The five threats are: build-out of the trail system at Rocky Flats National Wildlife Refuge, construction of a visitors’ center at the refuge, the eventual plan to make the trails at Rocky Flats an extension of the Rocky Mountain Greenway Trail, concern that construction of the Jefferson Parkway for the portion just east of Rocky Flats would disturb contaminated dirt and fracking and drilling permits under Rocky Flats.
In addition, “the documents could assist Rocky Flats nuclear workers with their unique compensation claims and the concerns of residents living downwind of Rocky Flats,” according to Jon Lipsky, a former FBI Special Agent who led the raid at Rocky Flats.
Decommissioning of Rocky Flats as a nuclear weapons plant happened in 1992 and a few years later, a $7 billion cleanup effort began.
The U.S. Environmental Protection Agency ended its cleanup in June 2007 and that same year, Rocky Flats was taken off the national superfund list and the Rocky Flats National Wildlife Refuge was established. It opened to the public on Sept. 15, 2018, but a fenced-off core area of the old factory grounds will remain off-limits in perpetuity due to contamination.
Community groups continue to dispute that the wildlife refuge and surrounding lands do not pose a risk to public health and safety.
“It begins with the soil,” said Ted Ziegler during the press conference. Ziegler is a former United Steelworkers of America safety representative who worked at Rocky Flats from March 1982 to June 1995. “That’s where the contamination is. It reaches the surface no matter what we do to try to appropriately avoid it.”

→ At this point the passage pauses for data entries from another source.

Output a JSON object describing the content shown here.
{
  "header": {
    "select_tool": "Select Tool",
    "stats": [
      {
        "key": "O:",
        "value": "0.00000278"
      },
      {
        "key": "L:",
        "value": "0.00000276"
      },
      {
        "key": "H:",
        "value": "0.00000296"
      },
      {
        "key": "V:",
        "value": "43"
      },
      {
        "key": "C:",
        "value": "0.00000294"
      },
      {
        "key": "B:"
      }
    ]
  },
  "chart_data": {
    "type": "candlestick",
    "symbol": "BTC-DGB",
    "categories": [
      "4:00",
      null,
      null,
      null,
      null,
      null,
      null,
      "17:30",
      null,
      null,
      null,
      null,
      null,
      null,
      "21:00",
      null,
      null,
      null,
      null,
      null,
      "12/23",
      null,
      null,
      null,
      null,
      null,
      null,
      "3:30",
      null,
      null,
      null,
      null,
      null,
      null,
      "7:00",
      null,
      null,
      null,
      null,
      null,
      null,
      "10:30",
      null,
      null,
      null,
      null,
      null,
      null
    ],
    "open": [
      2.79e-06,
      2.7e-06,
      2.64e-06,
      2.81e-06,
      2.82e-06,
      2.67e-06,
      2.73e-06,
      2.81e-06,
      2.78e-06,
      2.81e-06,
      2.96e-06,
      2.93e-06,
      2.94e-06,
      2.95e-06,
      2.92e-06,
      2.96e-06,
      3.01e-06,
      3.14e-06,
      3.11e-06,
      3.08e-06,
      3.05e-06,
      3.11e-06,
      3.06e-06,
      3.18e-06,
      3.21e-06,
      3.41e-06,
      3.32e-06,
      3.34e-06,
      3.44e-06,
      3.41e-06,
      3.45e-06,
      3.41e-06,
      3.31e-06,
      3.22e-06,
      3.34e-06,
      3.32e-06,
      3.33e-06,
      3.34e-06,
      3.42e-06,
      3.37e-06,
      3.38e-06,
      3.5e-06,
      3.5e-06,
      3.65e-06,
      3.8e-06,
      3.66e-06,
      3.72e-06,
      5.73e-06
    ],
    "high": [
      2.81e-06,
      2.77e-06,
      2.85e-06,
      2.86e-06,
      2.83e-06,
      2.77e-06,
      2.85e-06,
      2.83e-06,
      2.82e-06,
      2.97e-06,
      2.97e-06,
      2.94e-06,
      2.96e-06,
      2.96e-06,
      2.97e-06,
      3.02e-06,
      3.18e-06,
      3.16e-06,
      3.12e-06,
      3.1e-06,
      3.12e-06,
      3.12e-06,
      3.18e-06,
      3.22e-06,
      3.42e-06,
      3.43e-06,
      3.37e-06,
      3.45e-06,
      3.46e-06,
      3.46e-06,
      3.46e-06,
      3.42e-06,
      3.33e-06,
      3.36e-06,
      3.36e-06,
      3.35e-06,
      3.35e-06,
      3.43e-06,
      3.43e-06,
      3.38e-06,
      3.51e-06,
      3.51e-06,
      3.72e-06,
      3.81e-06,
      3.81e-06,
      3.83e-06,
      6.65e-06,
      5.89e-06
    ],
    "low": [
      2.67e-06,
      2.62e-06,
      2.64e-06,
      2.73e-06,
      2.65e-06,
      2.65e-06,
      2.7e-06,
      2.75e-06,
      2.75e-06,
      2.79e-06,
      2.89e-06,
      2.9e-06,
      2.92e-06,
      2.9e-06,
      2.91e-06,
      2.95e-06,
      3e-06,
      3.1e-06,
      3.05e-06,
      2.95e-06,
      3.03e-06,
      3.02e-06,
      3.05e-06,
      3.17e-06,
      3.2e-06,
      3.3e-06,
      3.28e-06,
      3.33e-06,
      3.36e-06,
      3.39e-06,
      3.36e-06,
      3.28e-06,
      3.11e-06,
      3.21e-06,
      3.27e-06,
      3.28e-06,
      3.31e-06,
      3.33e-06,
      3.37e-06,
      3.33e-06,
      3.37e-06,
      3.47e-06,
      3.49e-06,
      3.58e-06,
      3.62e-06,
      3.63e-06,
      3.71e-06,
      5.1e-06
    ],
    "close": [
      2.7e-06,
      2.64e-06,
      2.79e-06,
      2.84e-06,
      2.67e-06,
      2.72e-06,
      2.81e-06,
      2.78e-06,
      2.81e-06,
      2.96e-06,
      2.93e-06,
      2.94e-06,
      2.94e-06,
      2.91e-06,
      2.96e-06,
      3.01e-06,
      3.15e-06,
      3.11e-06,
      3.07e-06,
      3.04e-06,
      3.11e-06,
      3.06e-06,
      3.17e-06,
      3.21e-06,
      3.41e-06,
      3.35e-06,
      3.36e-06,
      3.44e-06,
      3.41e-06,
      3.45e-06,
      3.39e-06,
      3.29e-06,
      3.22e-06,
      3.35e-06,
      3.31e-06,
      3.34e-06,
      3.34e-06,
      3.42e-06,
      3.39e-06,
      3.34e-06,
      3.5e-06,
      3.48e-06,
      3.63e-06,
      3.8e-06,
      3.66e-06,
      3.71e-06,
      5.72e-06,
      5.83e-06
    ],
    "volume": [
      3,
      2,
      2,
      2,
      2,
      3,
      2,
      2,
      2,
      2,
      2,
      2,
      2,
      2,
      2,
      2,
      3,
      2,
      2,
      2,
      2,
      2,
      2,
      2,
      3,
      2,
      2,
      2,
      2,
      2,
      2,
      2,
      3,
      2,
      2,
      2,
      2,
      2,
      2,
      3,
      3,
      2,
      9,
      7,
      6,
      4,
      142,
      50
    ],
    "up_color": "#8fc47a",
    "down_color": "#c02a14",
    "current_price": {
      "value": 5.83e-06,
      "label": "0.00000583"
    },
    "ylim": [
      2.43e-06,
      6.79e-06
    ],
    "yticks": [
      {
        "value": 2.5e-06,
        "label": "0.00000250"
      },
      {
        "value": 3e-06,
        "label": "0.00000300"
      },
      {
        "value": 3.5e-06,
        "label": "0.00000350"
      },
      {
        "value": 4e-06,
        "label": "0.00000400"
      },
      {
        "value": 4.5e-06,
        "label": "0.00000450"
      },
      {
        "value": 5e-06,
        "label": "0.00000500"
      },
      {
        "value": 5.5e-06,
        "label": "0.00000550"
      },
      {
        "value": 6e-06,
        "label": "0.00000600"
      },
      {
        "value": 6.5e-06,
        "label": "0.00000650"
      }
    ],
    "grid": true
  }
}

The petitioners are the Alliance of Nuclear Workers Advocacy Groups, Rocky Flats Downwinders, Candelas Glows/Rocky Flats Glows, Environmental Information Network, Rocky Flats Neighborhood Association, Rocky Flats Right to Know and the Rocky Mountain Peace and Justice Center.
The petitioners argue that the Grand Jury records can and should be unsealed when the information is relevant to pending or potential litigation. If the grand jury records are unsealed, they cannot directly affect the two ongoing lawsuits, Mellen said, but they could affect future lawsuits.
The case has been assigned a judge, and Mellen is hopeful for a hearing to come within the next three months, she said at the press conference. However, it is unknown how the current government shutdown will affect the timing, she added.
Meanwhile, two other lawsuits against the U.S. Fish and Wildlife Service are still pending in federal court. The plaintiffs — five citizen groups being represented by Boulder-based environmental attorney Randall Weiner, filed suit in May, and the Town of Superior which filed suit in July — argue that the U.S. Fish and Wildlife failed to comply with the National Environmental Policy Act (NEPA) in planning to build public trails and a visitor center at on the national wildlife refuge land.
“It’s time for the public to know what the Grand Jury knows,” said Tiffany Hansen, co-founder and director of Rocky Flats Downwinders. “We will not rest until the truth is revealed.”